Kose and Terrones define a recession as a contraction in inflation-adjusted output per capita accompanied by a broad, synchronized decline in various measures, such as industrial production, unemployment, trade and capital flows, and energy consumption.

By that standard, there have been four world recessions since 1960, starting in 1975, 1982, 1991 and 2009. In only the last case did the global economy shrink.

The 2009 downturn was “by far” the deepest, Kose and Terrones found. It was also the broadest, with almost all advanced economies and a large number of emerging and developing countries contracting. About 65 percent of countries fell into recession, the highest among the four slumps.

World output bounced back after the last recession faster than any of the other episodes. But the recovery has been weak and uneven, with advanced economies experiencing their weakest rebound and emerging markets enjoying their strongest.

Underwhelming Recovery

The authors cite several possible reasons for the underwhelming nature of the recovery, including elevated levels of economic and policy uncertainty and the tendency for financial crises to trigger deeper recessions.

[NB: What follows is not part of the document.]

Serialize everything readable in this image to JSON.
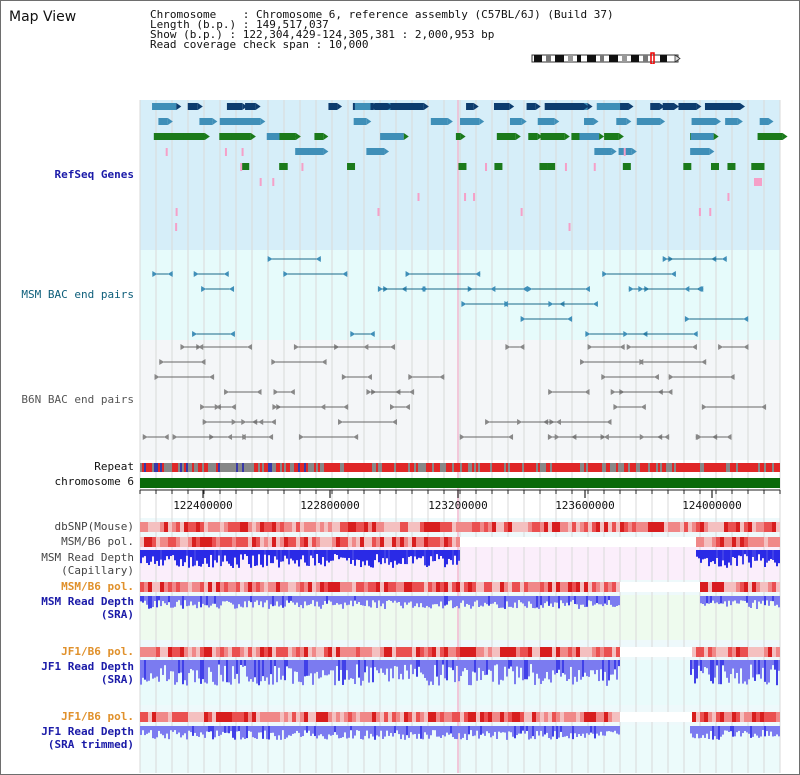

Kose and Terrones also point to a lack of coordination between fiscal and monetary policy. In past recoveries, countries moved “decisively” to increase government spending. Yet in 2010, driven by market and political pressures, governments instead cut spending, even as central banks such were using unconventional measures such as bond buying to encourage borrowing.

Nobel-Prize winning economist Milton Friedman likened recoveries to a guitar string, arguing that the harder the string is pulled, the faster it returns. The present recovery is putting that theory to the test.

“The guitar string seems to have been pulled down so hard that it snapped,” Kose and Terrones say.